A Major Miran Killian, protagonista, é, basicamente, o cérebro de uma refugiada ferida num ataque terrorista implantado num corpo artificial dotado de força mais do que humana. Ao menos essa a versão da cientista Dra. Ouelet (Juliette Binoche), que a criou.
Um ano depois da transformação, a vigilante está nas ruas de uma cidade, cujo visual lembra o de “Blade Runner”, ainda mais abarrotado de estímulos visuais.
Não custa muito uma nova trama emergir: a da identidade da Major. Quem é ela? Constituída de fibras e circuitos, ela não acredita ser humana, embora dentro dela exista mais humanidade do que em todos os personagens tecnicamente humanos que a cercam.
É esse resgate pelo passado que se torna a força motora do filme dirigido por Rupert Sanders (“Branca de Neve e o Caçador”). A trama é mais simples do que parece, e o filme não gasta muito tempo tentando mascará-la como algo super-sofisticado, o que é uma vantagem.
Nessa jornada em busca de descobrir quem realmente é, a Major conta com a ajuda da Dra. Ouelet, talvez a única pessoa dentro do laboratório em quem ela pode confiar, Batou (Pilou Asbæk), um colega de trabalho, que acaba fisicamente modificado depois de um acidente, e Aramaki (Takeshi Kitano), supervisor responsável por delegar as missões e protegê-la, mesmo à distância.

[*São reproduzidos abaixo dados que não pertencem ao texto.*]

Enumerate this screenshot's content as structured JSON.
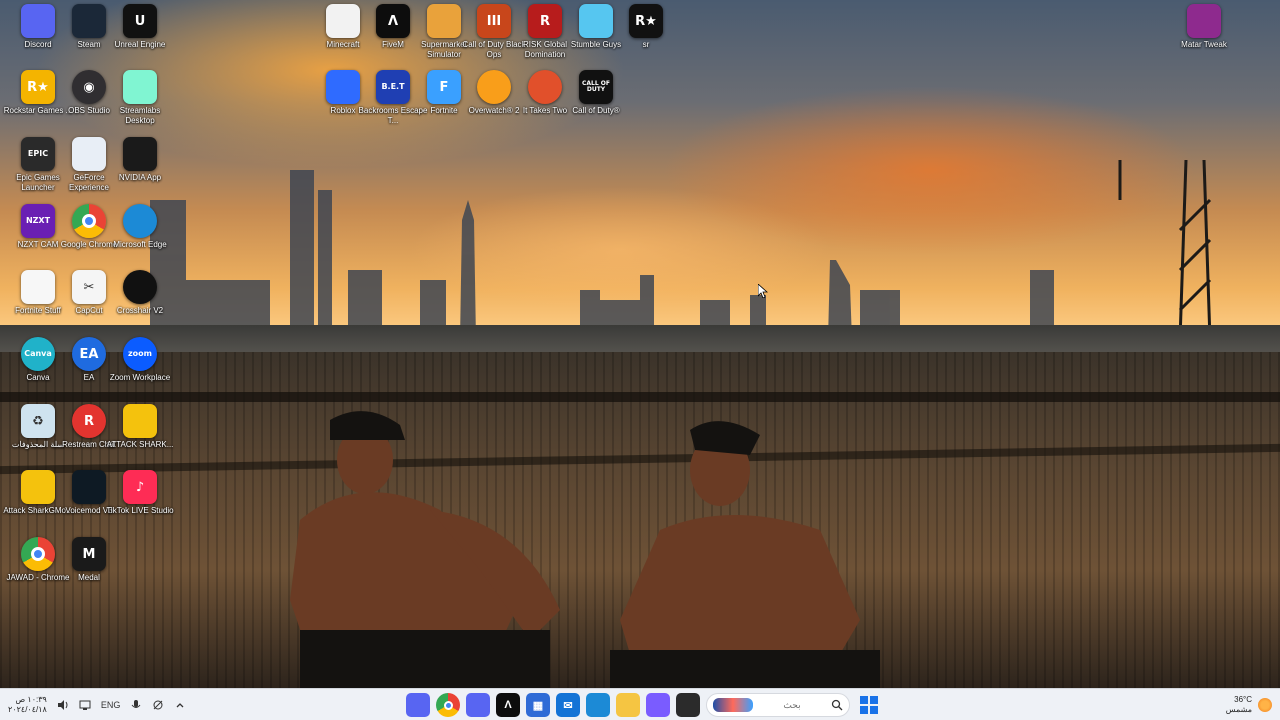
{
  "desktop_icons": [
    {
      "id": "discord",
      "label": "Discord",
      "glyph": "",
      "color": "#5865F2",
      "icon": "discord-icon"
    },
    {
      "id": "steam",
      "label": "Steam",
      "glyph": "",
      "color": "#1b2838",
      "icon": "steam-icon"
    },
    {
      "id": "unreal",
      "label": "Unreal Engine",
      "glyph": "U",
      "color": "#111111",
      "icon": "unreal-engine-icon"
    },
    {
      "id": "minecraft",
      "label": "Minecraft",
      "glyph": "",
      "color": "#f2f2f2",
      "icon": "file-icon"
    },
    {
      "id": "fivem",
      "label": "FiveM",
      "glyph": "Λ",
      "color": "#0d0d0d",
      "icon": "fivem-icon"
    },
    {
      "id": "supermarket",
      "label": "Supermarket Simulator",
      "glyph": "",
      "color": "#e9a23b",
      "icon": "supermarket-simulator-icon"
    },
    {
      "id": "cod-bo",
      "label": "Call of Duty Black Ops",
      "glyph": "III",
      "color": "#c8461b",
      "icon": "call-of-duty-black-ops-icon"
    },
    {
      "id": "risk",
      "label": "RISK Global Domination",
      "glyph": "R",
      "color": "#b71c1c",
      "icon": "risk-icon"
    },
    {
      "id": "stumble",
      "label": "Stumble Guys",
      "glyph": "",
      "color": "#56c6f0",
      "icon": "stumble-guys-icon"
    },
    {
      "id": "r-star",
      "label": "sr",
      "glyph": "R★",
      "color": "#111111",
      "icon": "rockstar-icon"
    },
    {
      "id": "matar",
      "label": "Matar Tweak",
      "glyph": "",
      "color": "#8e2a8e",
      "icon": "winrar-icon"
    },
    {
      "id": "rockstar",
      "label": "Rockstar Games ...",
      "glyph": "R★",
      "color": "#f4b400",
      "icon": "rockstar-games-icon"
    },
    {
      "id": "obs",
      "label": "OBS Studio",
      "glyph": "◉",
      "color": "#302e31",
      "icon": "obs-icon"
    },
    {
      "id": "streamlabs",
      "label": "Streamlabs Desktop",
      "glyph": "",
      "color": "#80f5d2",
      "icon": "streamlabs-icon"
    },
    {
      "id": "roblox",
      "label": "Roblox",
      "glyph": "",
      "color": "#2f6bff",
      "icon": "roblox-icon"
    },
    {
      "id": "backrooms",
      "label": "Backrooms Escape T...",
      "glyph": "B.E.T",
      "color": "#1f3fb3",
      "icon": "backrooms-icon"
    },
    {
      "id": "fortnite",
      "label": "Fortnite",
      "glyph": "F",
      "color": "#3aa0ff",
      "icon": "fortnite-icon"
    },
    {
      "id": "overwatch",
      "label": "Overwatch® 2",
      "glyph": "",
      "color": "#f99e1a",
      "icon": "overwatch-icon"
    },
    {
      "id": "ittakestwo",
      "label": "It Takes Two",
      "glyph": "",
      "color": "#e1502b",
      "icon": "it-takes-two-icon"
    },
    {
      "id": "cod",
      "label": "Call of Duty®",
      "glyph": "CALL OF DUTY",
      "color": "#111111",
      "icon": "call-of-duty-icon"
    },
    {
      "id": "epic",
      "label": "Epic Games Launcher",
      "glyph": "EPIC",
      "color": "#2a2a2a",
      "icon": "epic-games-icon"
    },
    {
      "id": "geforce",
      "label": "GeForce Experience",
      "glyph": "",
      "color": "#e8eef6",
      "icon": "geforce-experience-icon"
    },
    {
      "id": "nvidia",
      "label": "NVIDIA App",
      "glyph": "",
      "color": "#1a1a1a",
      "icon": "nvidia-icon"
    },
    {
      "id": "nzxt",
      "label": "NZXT CAM",
      "glyph": "NZXT",
      "color": "#6a1fb3",
      "icon": "nzxt-icon"
    },
    {
      "id": "chrome1",
      "label": "Google Chrome",
      "glyph": "",
      "color": "#ffffff",
      "icon": "chrome-icon"
    },
    {
      "id": "edge",
      "label": "Microsoft Edge",
      "glyph": "",
      "color": "#1c8ad6",
      "icon": "edge-icon"
    },
    {
      "id": "fortnite-file",
      "label": "Fortnite Stuff",
      "glyph": "",
      "color": "#f7f7f7",
      "icon": "file-icon"
    },
    {
      "id": "capcut",
      "label": "CapCut",
      "glyph": "✂",
      "color": "#f5f5f5",
      "icon": "capcut-icon"
    },
    {
      "id": "overlay",
      "label": "Crosshair V2",
      "glyph": "",
      "color": "#111111",
      "icon": "crosshair-icon"
    },
    {
      "id": "canva",
      "label": "Canva",
      "glyph": "Canva",
      "color": "#20b2c9",
      "icon": "canva-icon"
    },
    {
      "id": "ea",
      "label": "EA",
      "glyph": "EA",
      "color": "#1f6be0",
      "icon": "ea-icon"
    },
    {
      "id": "zoom",
      "label": "Zoom Workplace",
      "glyph": "zoom",
      "color": "#0b5cff",
      "icon": "zoom-icon"
    },
    {
      "id": "recycle",
      "label": "سلة المحذوفات",
      "glyph": "♻",
      "color": "#cfe3ef",
      "icon": "recycle-bin-icon"
    },
    {
      "id": "restream",
      "label": "Restream Chat",
      "glyph": "R",
      "color": "#e3342f",
      "icon": "restream-icon"
    },
    {
      "id": "attack-shark",
      "label": "ATTACK SHARK...",
      "glyph": "",
      "color": "#f4c20d",
      "icon": "attack-shark-icon"
    },
    {
      "id": "attack-shark2",
      "label": "Attack SharkGMo...",
      "glyph": "",
      "color": "#f4c20d",
      "icon": "attack-shark-icon"
    },
    {
      "id": "voicemod",
      "label": "Voicemod V3",
      "glyph": "",
      "color": "#0e1a24",
      "icon": "voicemod-icon"
    },
    {
      "id": "tiktok",
      "label": "TikTok LIVE Studio",
      "glyph": "♪",
      "color": "#fe2c55",
      "icon": "tiktok-icon"
    },
    {
      "id": "chrome2",
      "label": "JAWAD - Chrome",
      "glyph": "",
      "color": "#ffffff",
      "icon": "chrome-icon"
    },
    {
      "id": "medal",
      "label": "Medal",
      "glyph": "M",
      "color": "#1a1a1a",
      "icon": "medal-icon"
    }
  ],
  "taskbar": {
    "clock_time": "١٠:٣٩ ص",
    "clock_date": "٢٠٢٤/٠٤/١٨",
    "language": "ENG",
    "search_placeholder": "بحث",
    "weather_temp": "36°C",
    "weather_desc": "مشمس",
    "apps": [
      {
        "id": "tb-discord",
        "color": "#5865F2",
        "glyph": "",
        "icon": "streamlabs-taskbar-icon"
      },
      {
        "id": "tb-chrome",
        "color": "#ffffff",
        "glyph": "",
        "icon": "chrome-taskbar-icon"
      },
      {
        "id": "tb-discord2",
        "color": "#5865F2",
        "glyph": "",
        "icon": "discord-taskbar-icon"
      },
      {
        "id": "tb-fivem",
        "color": "#0d0d0d",
        "glyph": "Λ",
        "icon": "fivem-taskbar-icon"
      },
      {
        "id": "tb-store",
        "color": "#2f6bd6",
        "glyph": "▦",
        "icon": "store-taskbar-icon"
      },
      {
        "id": "tb-outlook",
        "color": "#1373d6",
        "glyph": "✉",
        "icon": "mail-taskbar-icon"
      },
      {
        "id": "tb-edge",
        "color": "#1c8ad6",
        "glyph": "",
        "icon": "edge-taskbar-icon"
      },
      {
        "id": "tb-explorer",
        "color": "#f5c542",
        "glyph": "",
        "icon": "file-explorer-taskbar-icon"
      },
      {
        "id": "tb-copilot",
        "color": "#7a5cff",
        "glyph": "",
        "icon": "copilot-taskbar-icon"
      },
      {
        "id": "tb-terminal",
        "color": "#2b2b2b",
        "glyph": "",
        "icon": "task-view-taskbar-icon"
      }
    ]
  }
}
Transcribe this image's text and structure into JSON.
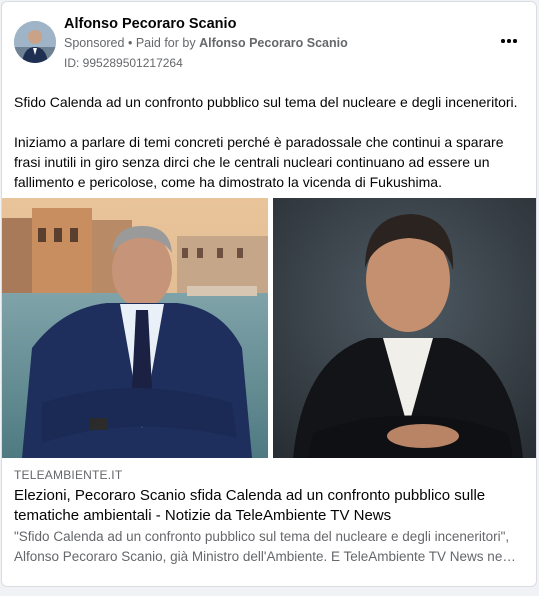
{
  "post": {
    "author": "Alfonso Pecoraro Scanio",
    "sponsored": "Sponsored",
    "paid_prefix": "Paid for by",
    "paid_by": "Alfonso Pecoraro Scanio",
    "separator": "•",
    "ad_id": "ID: 995289501217264",
    "more_icon": "more-horizontal-icon",
    "paragraph1": "Sfido Calenda ad un confronto pubblico sul tema del nucleare e degli inceneritori.",
    "paragraph2": "Iniziamo a parlare di temi concreti perché è paradossale che continui a sparare frasi inutili in giro senza dirci che le centrali nucleari continuano ad essere un fallimento e pericolose, come ha dimostrato la vicenda di Fukushima."
  },
  "link": {
    "domain": "TELEAMBIENTE.IT",
    "title": "Elezioni, Pecoraro Scanio sfida Calenda ad un confronto pubblico sulle tematiche ambientali - Notizie da TeleAmbiente TV News",
    "description": "\"Sfido Calenda ad un confronto pubblico sul tema del nucleare e degli inceneritori\", Alfonso Pecoraro Scanio, già Ministro dell'Ambiente. E TeleAmbiente TV News ne parla."
  },
  "colors": {
    "primary_text": "#050505",
    "secondary_text": "#65676b",
    "card_border": "#dadde1",
    "page_bg": "#f0f2f5"
  }
}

A cidade com seus hologramas, ruas entulhadas de pessoas e cores e favelas verticais parece uma atualização do visual de “Blade Runner”, com excessos por todos os cantos, criando imagens quase hipnóticas. O filme, que facilmente se enquadraria no sub-gênero da ficção científica pós-cyberpunk, investiga o impacto do avanço tecnológico, das sociedades ultrainformatizadas.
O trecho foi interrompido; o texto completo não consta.